The investigators used a longitudinal, cohort study that is population-based, recruiting participants known to be enrollees in US Medicare aged 64 years-or-older.
The team also collected the necessary data from the US Centers for Medicare and Medicaid Services Chronic Conditions Warehouse, with the older adult participant population having been enrolled in both Medicare Part A and Part B and the Medicare Fee-for-Service program.
The research team assessed long-term exposure of those in residential areas to 3 major pollutants: parts of nitrogen dioxide per billion (NO2), micrograms of fine particulate matter per cubic meter (PM2.5), and parts of ozone per billion (O3).
The primary measures being analyzed in the study involved finding depression diagnosis information through Medicare claims, finding dates of first depression occurrences, stratifying percentage changes in depression risk and hazard ratios, determining the environmental factors of participants’ neighborhoods, and identifying socioeconomic factors and healthcare access for participants.

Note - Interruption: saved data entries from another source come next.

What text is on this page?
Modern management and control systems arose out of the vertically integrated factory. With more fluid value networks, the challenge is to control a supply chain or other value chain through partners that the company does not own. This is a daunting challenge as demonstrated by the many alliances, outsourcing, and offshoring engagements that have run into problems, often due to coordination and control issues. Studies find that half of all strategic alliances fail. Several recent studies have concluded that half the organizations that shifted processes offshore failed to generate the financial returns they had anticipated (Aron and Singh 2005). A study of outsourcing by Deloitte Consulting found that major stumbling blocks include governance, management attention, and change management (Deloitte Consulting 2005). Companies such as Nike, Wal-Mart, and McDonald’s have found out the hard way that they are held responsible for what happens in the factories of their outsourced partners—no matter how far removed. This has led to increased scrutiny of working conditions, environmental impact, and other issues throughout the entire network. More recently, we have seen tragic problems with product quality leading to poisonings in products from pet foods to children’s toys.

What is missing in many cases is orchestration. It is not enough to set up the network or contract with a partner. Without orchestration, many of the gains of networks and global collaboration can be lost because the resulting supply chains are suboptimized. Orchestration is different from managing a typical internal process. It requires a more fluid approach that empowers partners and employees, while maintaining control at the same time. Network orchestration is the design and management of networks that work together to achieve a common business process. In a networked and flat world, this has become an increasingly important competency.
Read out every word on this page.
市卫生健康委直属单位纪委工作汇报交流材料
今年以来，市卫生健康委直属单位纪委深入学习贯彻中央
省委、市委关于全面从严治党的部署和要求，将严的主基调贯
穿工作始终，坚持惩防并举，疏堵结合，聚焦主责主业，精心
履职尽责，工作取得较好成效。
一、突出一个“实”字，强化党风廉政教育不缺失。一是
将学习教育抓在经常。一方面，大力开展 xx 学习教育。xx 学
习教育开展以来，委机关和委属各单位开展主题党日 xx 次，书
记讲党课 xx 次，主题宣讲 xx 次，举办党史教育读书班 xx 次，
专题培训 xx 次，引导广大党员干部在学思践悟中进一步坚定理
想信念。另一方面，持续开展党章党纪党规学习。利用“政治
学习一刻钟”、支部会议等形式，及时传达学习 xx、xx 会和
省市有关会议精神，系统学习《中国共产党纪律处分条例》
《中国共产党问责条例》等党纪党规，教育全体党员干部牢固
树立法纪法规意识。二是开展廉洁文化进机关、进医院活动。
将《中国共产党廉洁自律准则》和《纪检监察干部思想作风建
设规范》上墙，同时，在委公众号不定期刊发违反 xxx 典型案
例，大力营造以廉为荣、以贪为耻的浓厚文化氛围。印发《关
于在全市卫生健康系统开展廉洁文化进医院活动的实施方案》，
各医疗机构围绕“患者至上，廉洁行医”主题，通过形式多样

The ended up recruiting 8,907,422 Medicare enrollees from 2005 to 2016, and the analyses of these study participants’ data spanned from March to November of 2022. Of these 8,907,422 participants, there ended up being 1,526,690 later-onset depression diagnoses reported in total.
Among the 8,907,422 study participants recruited for the study, around 57% were female and about 90% of the participants were reported as being White.

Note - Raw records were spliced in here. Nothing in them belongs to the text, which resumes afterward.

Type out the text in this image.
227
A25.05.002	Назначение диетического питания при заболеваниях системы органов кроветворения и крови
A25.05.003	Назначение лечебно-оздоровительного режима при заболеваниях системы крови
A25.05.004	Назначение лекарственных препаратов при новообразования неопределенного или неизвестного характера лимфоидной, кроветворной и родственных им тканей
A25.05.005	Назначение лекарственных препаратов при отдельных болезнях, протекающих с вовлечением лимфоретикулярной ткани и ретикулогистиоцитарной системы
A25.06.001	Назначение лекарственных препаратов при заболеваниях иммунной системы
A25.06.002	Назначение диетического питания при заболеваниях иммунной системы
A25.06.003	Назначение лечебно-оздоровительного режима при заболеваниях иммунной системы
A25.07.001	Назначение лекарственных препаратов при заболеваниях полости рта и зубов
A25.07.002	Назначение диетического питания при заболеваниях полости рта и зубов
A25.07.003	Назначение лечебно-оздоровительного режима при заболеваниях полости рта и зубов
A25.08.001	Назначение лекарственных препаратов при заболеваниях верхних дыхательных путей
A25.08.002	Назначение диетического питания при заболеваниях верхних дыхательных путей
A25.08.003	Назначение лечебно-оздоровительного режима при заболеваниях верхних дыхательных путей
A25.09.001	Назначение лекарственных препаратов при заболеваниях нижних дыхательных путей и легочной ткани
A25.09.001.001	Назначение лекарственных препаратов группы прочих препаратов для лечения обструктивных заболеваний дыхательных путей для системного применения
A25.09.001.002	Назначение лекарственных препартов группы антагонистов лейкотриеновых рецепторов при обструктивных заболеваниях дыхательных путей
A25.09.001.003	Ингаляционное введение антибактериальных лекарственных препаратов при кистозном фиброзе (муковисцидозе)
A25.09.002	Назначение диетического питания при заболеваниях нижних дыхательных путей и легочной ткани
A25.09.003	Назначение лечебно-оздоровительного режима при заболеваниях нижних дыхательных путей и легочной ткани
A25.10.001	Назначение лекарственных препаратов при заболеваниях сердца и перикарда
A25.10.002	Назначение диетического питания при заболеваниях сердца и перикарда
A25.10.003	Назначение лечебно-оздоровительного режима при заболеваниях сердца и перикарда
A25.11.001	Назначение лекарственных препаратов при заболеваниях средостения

The investigators concluded that associations were found, noting that for every 5-unit rise in long-term mean exposure to each of the 3 pollutants in their tri-pollutant study model, there was an adjusted percentage rise in risk for depression.

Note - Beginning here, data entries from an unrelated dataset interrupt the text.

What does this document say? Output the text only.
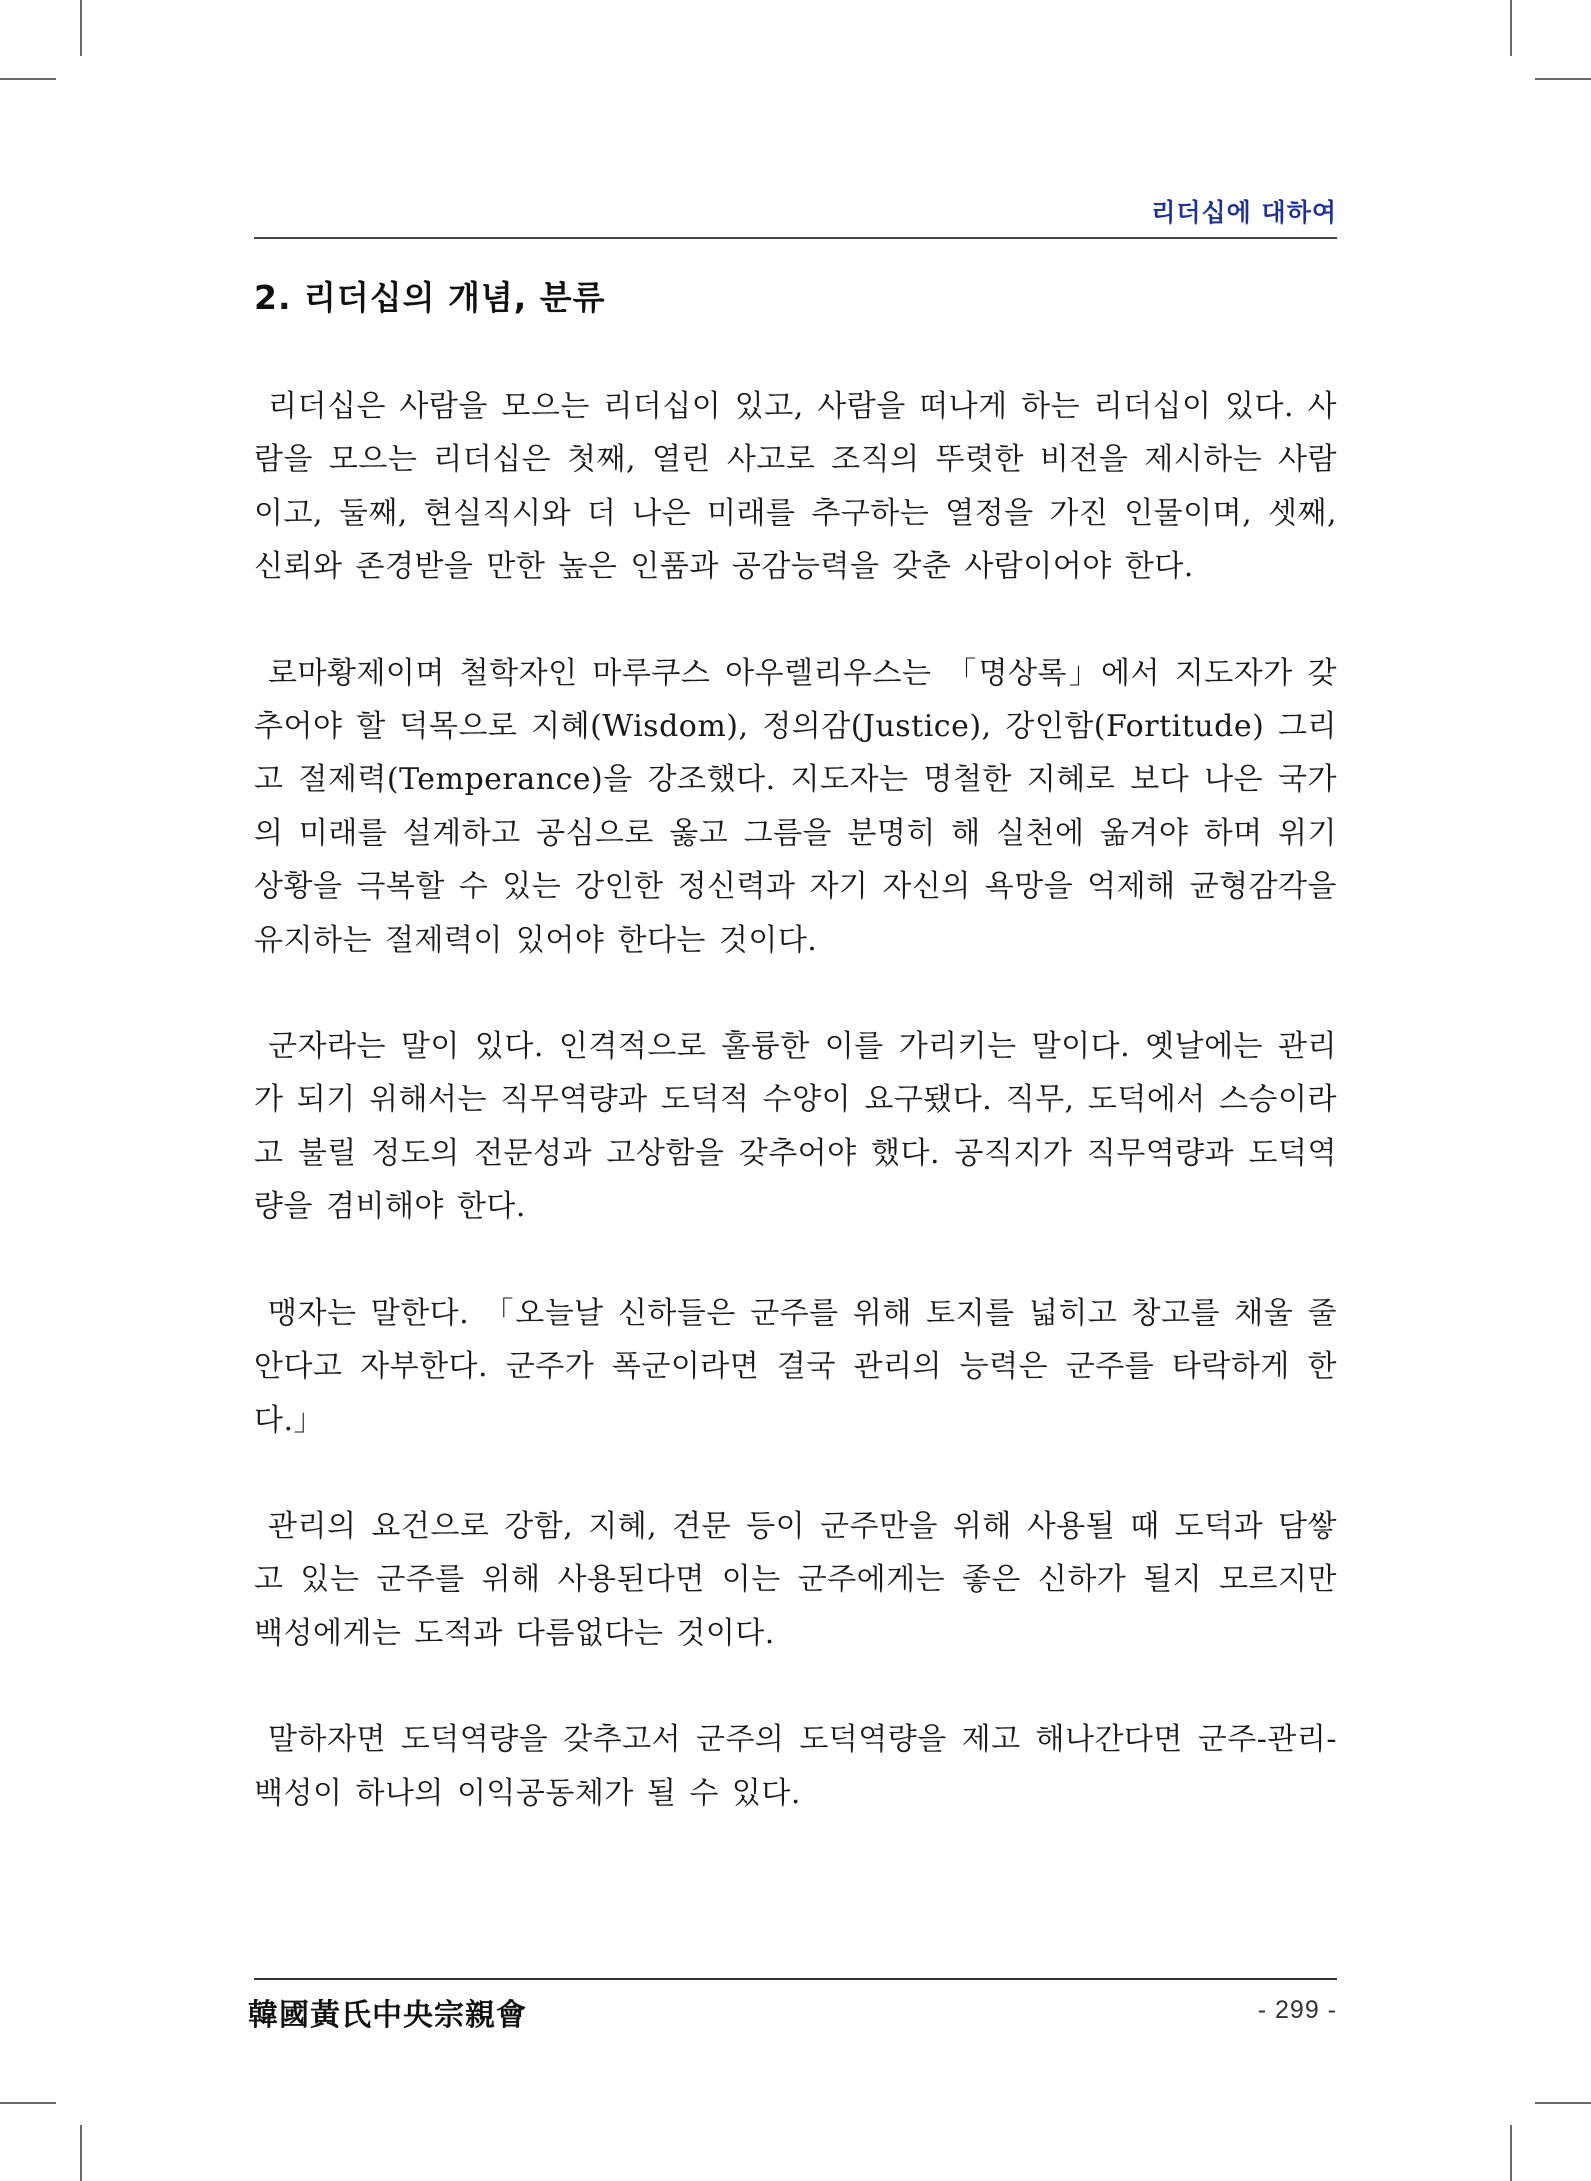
리더십에 대하여
2. 리더십의 개념, 분류

리더십은 사람을 모으는 리더십이 있고, 사람을 떠나게 하는 리더십이 있다. 사람을 모으는 리더십은 첫째, 열린 사고로 조직의 뚜렷한 비전을 제시하는 사람이고, 둘째, 현실직시와 더 나은 미래를 추구하는 열정을 가진 인물이며, 셋째, 신뢰와 존경받을 만한 높은 인품과 공감능력을 갖춘 사람이어야 한다.

로마황제이며 철학자인 마루쿠스 아우렐리우스는 「명상록」에서 지도자가 갖추어야 할 덕목으로 지혜(Wisdom), 정의감(Justice), 강인함(Fortitude) 그리고 절제력(Temperance)을 강조했다. 지도자는 명철한 지혜로 보다 나은 국가의 미래를 설계하고 공심으로 옳고 그름을 분명히 해 실천에 옮겨야 하며 위기 상황을 극복할 수 있는 강인한 정신력과 자기 자신의 욕망을 억제해 균형감각을 유지하는 절제력이 있어야 한다는 것이다.

군자라는 말이 있다. 인격적으로 훌륭한 이를 가리키는 말이다. 옛날에는 관리가 되기 위해서는 직무역량과 도덕적 수양이 요구됐다. 직무, 도덕에서 스승이라고 불릴 정도의 전문성과 고상함을 갖추어야 했다. 공직지가 직무역량과 도덕역량을 겸비해야 한다.

맹자는 말한다. 「오늘날 신하들은 군주를 위해 토지를 넓히고 창고를 채울 줄 안다고 자부한다. 군주가 폭군이라면 결국 관리의 능력은 군주를 타락하게 한다.」

관리의 요건으로 강함, 지혜, 견문 등이 군주만을 위해 사용될 때 도덕과 담쌓고 있는 군주를 위해 사용된다면 이는 군주에게는 좋은 신하가 될지 모르지만 백성에게는 도적과 다름없다는 것이다.

말하자면 도덕역량을 갖추고서 군주의 도덕역량을 제고 해나간다면 군주-관리-백성이 하나의 이익공동체가 될 수 있다.

韓國黃氏中央宗親會	- 299 -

They added that there was an adjusted risk increase of 0.91% (95% CI, 0.02% to 1.81%) for PM2.5, 0.61% (95% CI, 0.31% to 0.92%) for NO2, and 2.13% (95% CI, 1.63% to 2.64%) for O3.
The research team’s subgroup analysis indicated that greater associations with NO2 and PM2.5 and depression were found to be among those who were more disadvantaged socioeconomically.
They also noted a greater sensitivity to NO2 for participants who had cardiovascular disease, as well as metabolic, respiratory, or neurological comorbidities.
“In this cohort study among US nationwide Medicare enrollees over the study period, we observed statistically significant harmful associations between long-term exposure to elevated levels of air pollution and increased risk of late-life depression diagnosis,” they wrote.
The investigators added their findings have both environmental regulation and public health management implications.